Nous avons commencé à aborder le concept d’Ochek, qui consiste à priver autrui d’argent ou d’objets qui lui appartiennent légitimement. Il existe de nombreux cas dans lesquels on peut commettre la faute d’Ochek.
Refuser de payer un prêt constitue la transgression d’Ochek. On inclut le refus direct de rembourser le prêt ou de renier qu’on l’a contracté, en prétendant que le prêt n’a jamais existé. Un individu qui souhaite rembourser son emprunt, mais en est incapable, n’est pas coupable d’Ochek.
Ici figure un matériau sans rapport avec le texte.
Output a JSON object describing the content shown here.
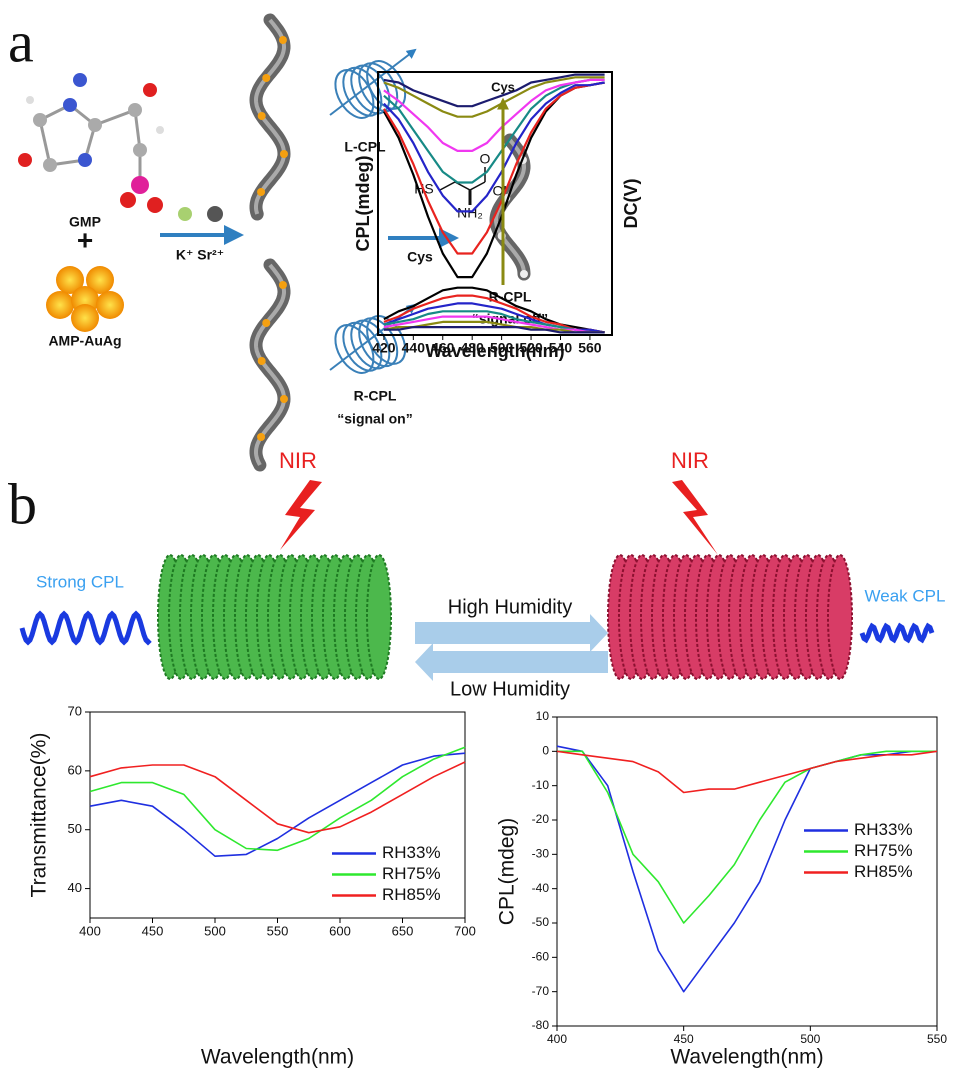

Qu’entend-on par « incapable » de rembourser un prêt ? Si on n’a pas assez d’argent pour assurer nos besoins élémentaires de nourriture pour 30 jours, nous vêtir et nous loger de manière décente pendant 12 mois, et qu’on ne possède aucun bien, on peut reporter le paiement. Si un individu se retrouve dans une situation où il sent qu’il sera peut-être « incapable » de rembourser le prêt (et en conséquence, il évite de transgresser Ochek en ne remboursant pas le prêt), il devra consulter un rabbin orthodoxe pour clarifier la règle dans ce cas spécifique.
Il est important de relever qu’une telle pauvreté n’invalide pas le prêt indéfiniment. On est simplement dispensé dans ce cas de la transgression d’Ochek. Il va de soi que dès que l’emprunteur retrouve des ressources financières suffisantes, il se retrouve dans l’obligation de rembourser l’emprunt.
Il est essentiel de connaître la gravité de refuser de rembourser un prêt. Les rabbins décrivent un homme qui commet cette faute comme un Racha, un « pervers. » L’illustre Rav, le ‘Hafets ‘Haïm[2] ajoutait que celui qui détient illicitement l’argent d’autrui ne réussira pas dans sa malhonnêteté. Il finira par perdre ses bénéfices illégaux.
Refuser de payer le loyer d’un logement ou d’objets que l’on a loué entre également dans cette catégorie d’Ochek. Il peut y avoir des cas où un individu considère qu’il est justifié de tromper quelqu’un d’autre sur le plan financier. Par exemple, si un locataire n’apprécie pas la conduite de son propriétaire, il peut se sentir justifier d’éviter de s’acquitter du dernier paiement après avoir quitté l’appartement. Il peut tenir le raisonnement suivant : le propriétaire lui a causé beaucoup de soucis et il mérite d’être libéré de l’obligation de payer le dernier paiement. Cette attitude est incorrecte, et agir de cette façon constitue du vol. C’est même le cas s’il tente d’éviter le propriétaire sans refuser directement de payer, dans l’espoir que le propriétaire finira par abandonner l’idée de le poursuivre.
Refuser de payer le salaire d’un employé constitue aussi une transgression d’Ochek. (De plus, il y a une Mitsva distincte de payer un employé à temps - ce thème sera abordé dans une future série). C’est même le cas si l’employeur a perdu de l’argent et estime avoir perdu plus d’argent que ses employés. (Le refus de payer un salaire en raison d’une banqueroute est une affaire plus complexe - il faudra consulter un rabbin orthodoxe pour connaître la règle dans un tel cas).
Le refus de restituer de l’argent ou des biens qui ont été déposés aux fins de bonne garde, entre aussi dans la catégorie d’Ochek. Un cas fréquent : lorsqu’on reçoit un dépôt avec un sous-entendu que si l’acheteur devait changer d’avis, son dépôt serait remboursé. Si le client change d’avis, le vendeur ne peut refuser de rembourser le dépôt. A nouveau, on pourrait tenir le raisonnement que dans certains cas, ce n’est pas bien grave d’agir ainsi - par exemple, si le dépôt est une petite somme d’argent. Or, nous avons vu qu’il est défendu de voler quoi que ce soit, même de faible valeur.
Un thème fréquent soulevé dans ces scénarios : un individu a souvent une forte inclination à se justifier pour conserver de l’argent ou un objet. Or, dans de nombreux cas, agir ainsi est interdit. Il est essentiel de reconnaître son inaptitude à être totalement objectif lorsque n’importe quelle somme d’argent est en jeu. De surcroît, il faut s’habituer à interroger un Rav dans des situations où règne une mesure d’incertitude sur la validité de l’action que l’on compte entreprendre.
[1] Une bonne partie des informations de cet article sont extraites de l’ouvrage : Halachos of Other People's Money de Rav Yisroel Pinchos Bodner.
[2] Son véritable nom était Rav Israël Méir Kagan. Il est connu universellement comme le ‘Hafets ‘Haïm, d’après son célèbre ouvrage sur les lois du Lachon Hara (propos interdits).